Heart failure with preserved ejection fraction (HF-PEF) accounts for more than 50% of heart failure cases. To date, medical therapy has failed to show improvements in diastolic dysfunction, cardiac remodelling, or cardiovascular outcomes. As mineralocorticoid receptor activation by aldosterone contributes to the pathophysiology of HF through several different mechanisms, the Aldosterone Receptor Blockade in Diastolic Heart Failure (Aldo-DHF) trial was designed to assess the effects of spironolactone on diastolic dysfunction and exercise capacity in patients with HF-PEF.

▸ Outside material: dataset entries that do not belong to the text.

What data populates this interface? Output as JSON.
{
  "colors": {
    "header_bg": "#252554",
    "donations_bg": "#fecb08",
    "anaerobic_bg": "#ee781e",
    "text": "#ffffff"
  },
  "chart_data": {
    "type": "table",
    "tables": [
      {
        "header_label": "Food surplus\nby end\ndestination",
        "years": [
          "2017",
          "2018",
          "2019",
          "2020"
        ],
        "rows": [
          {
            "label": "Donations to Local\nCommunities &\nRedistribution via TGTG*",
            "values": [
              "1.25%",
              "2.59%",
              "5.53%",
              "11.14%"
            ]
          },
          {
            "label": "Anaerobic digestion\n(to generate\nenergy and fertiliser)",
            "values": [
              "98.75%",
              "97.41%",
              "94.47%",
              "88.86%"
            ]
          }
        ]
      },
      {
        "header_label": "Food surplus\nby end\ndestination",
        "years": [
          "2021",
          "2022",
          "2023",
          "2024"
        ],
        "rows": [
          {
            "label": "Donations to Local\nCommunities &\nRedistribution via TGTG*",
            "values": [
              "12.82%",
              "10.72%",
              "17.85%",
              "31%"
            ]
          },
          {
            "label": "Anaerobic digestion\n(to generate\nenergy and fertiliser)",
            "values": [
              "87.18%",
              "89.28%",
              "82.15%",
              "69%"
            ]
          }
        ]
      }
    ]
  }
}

Aldo-DHF was a multicenter, prospective, randomised, double-blind, placebo-controlled trial conducted between March 2007 and April 2012. 422 ambulatory patients (mean age 67 years; 52% female) with chronic NYHA class II or III HF, a preserved ejection fraction of 50% or greater, and evidence of diastolic dysfunction, were random assigned to 25mg of spironolactone once daily or matching placebo. The co-primary endpoints were changes in diastolic function (E/e’) on echocardiography and maximal exercise capacity (peak VO2) on cardiopulmonary exercise testing, both measured at 12 months.

While diastolic dysfunction was found to improve in patients taking spironolactone, it worsened in the placebo group (P<.001). In addition, spironolactone induced reverse remodeling (decrease in left ventricular mass) and improved neuroendocrine activation, but did not improve VO2, heart failure symptoms or quality of life.

Conclusions:

Long-term aldosterone receptor blockade with spironolactone improved diastolic function but did not affect clinical symptoms or exercise capacity. Therefore, further investigation into the clinical significance of these echocardiographic findings will be required in larger studies.

• Edelmann F, Wachter R, Schmidt AG et al. Effect of Spironolactone on Diastolic Function and Exercise Capacity in Patients With Heart Failure With Preserved Ejection Fraction. The Aldo-DHF Randomized Controlled Trial.  JAMA 2013;309:781-91. doi: 10.1001/jama.2013.905.